McClain: “Realize what we’re talking about. We’ve just heard this morning that 16th Street Baptist Church has been bombed, and four little girls, black girls, have been killed. In Birmingham, which is 60 miles away. We’ve just heard that. You have to remember what that…what it… (voice trails off)”
Noble: “We were going to see that the library was integrated, to say to two groups…to the whole community wide, and especially to the hoodlums, the city is going to run itself, and the hoodlums are not going to determine what happens, what we do, in this city.”
McClain: “As I remember it, there were steps up to the library from the street, I believe, and then a landing, and then some more steps. When we got up to the landing, I looked and I saw a lot of people. And that was unusual, because it was a Sunday afternoon and you didn’t expect much activity. From every direction, there were men, white men, coming at us. I could see them coming from cars, from back of the library, from every direction. The newspaper said there were 75 of them. I don’t know how many there were. It looked like thousands and thousands, to me. (Both men laugh) We never made the second set of steps.”
Noble: “Chains, and knives, and clubs.”
McClain: “‘Niggers, niggers, niggers.’ That kind of just…hate stuff.”
Reynolds was the first to hit the concrete, bleeding badly. McClain was able to ward off the blows long enough to drag him back to their car.
McClain: “They had jammed the car in so closely I couldn’t get the car out…”
Noble: “There was a shot fired.”
Phil Noble was not at the library that day, but he’s heard the story so many times that he spontaneously fills in the gaps…
Noble: “A shot came through the glass of the automobile. It landed in the seat right behind…”
McClain: “Right behind my neck. So we got out of the car and I literally carried Nimrod as we ran down the street. I don’t know how we got out of there, to tell you the truth. I really don’t know why and how Nimrod and I are alive.”

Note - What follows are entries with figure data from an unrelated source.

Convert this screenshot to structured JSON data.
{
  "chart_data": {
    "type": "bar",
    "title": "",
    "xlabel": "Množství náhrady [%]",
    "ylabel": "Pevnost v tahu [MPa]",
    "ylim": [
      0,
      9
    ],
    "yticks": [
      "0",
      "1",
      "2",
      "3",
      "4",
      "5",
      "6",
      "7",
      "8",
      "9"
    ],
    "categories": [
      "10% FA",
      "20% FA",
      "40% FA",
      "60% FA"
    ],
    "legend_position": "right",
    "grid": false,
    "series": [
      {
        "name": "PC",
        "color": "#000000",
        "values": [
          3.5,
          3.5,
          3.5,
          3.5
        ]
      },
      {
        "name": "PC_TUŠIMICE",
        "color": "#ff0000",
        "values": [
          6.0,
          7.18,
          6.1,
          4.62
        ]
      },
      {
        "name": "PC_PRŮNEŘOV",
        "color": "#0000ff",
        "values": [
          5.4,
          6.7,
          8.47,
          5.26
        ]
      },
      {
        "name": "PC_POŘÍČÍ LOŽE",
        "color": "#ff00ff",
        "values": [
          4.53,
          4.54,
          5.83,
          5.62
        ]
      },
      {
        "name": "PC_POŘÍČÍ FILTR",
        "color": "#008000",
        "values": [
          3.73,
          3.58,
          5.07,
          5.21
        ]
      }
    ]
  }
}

Noble: “It’s providence. God’s providence.”
As word of the pastors’ beatings spread throughout the city, people from the black community began gathering at Rev. Reynolds’ church…a crowd of hundreds, that soon grew to more than a thousand. Reynolds was in bed from his injuries, so the task of speaking to the angry crowd fell to McClain.
McClain: “There were more people outside 17th Street Baptist than there were inside. And the people came with guns and knives and everything else. They were ready to come and rip this town apart. I preached from Isaiah… ‘He was wounded for our transgressions, He was bruised for our iniquities. The chastisement of our peace was upon Him, and with His stripes we are healed.’ I urged them, that night, not to go into town. ‘We know you’ve got the guns, we know you’ve got the power. Please, brothers and sisters, we’re not going to turn into violent people. We’re Christians.’ And that was the only thing I had to use was the gospel as I understood it. (Pause) They heard. They heard.”
Noble: “I’ve said so many times, that white people ought to be so grateful that the leaders of the civil rights revolution were ministers, like Martin Luther King, and Bob, and Nimrod, and us. You could have had other kinds of people leading it who would have had bloodbaths all over…you see what I’m saying?”
McClain: “Although Anniston would face its share of racial struggles in the months to come, there was a widespread feeling that the city had somehow turned a corner, that night. Even today, McClain says, as he travels the country, preaching and lecturing, people sometimes come up to him afterward, to talk about that long-ago Sunday.”
Noble: “On occasion, someone will come up to me and say, ‘You know, I’m from Anniston, Alabama. I’m ashamed of what happened to you and Rev. Reynolds.’ I say… ‘We did what we had to do. I hope you are now working at changing things like that, wherever you are.’ And I believe that. I believe if you’re serious about being a Christian…serious about being an American…you ought to be working at making sure people are treated right. I’m not talking about Iraq. I’m talking here in the United States. We ought to make sure that everybody has freedom and liberty, and nobody’s discriminated against. This is a great country, but it can go down, too.”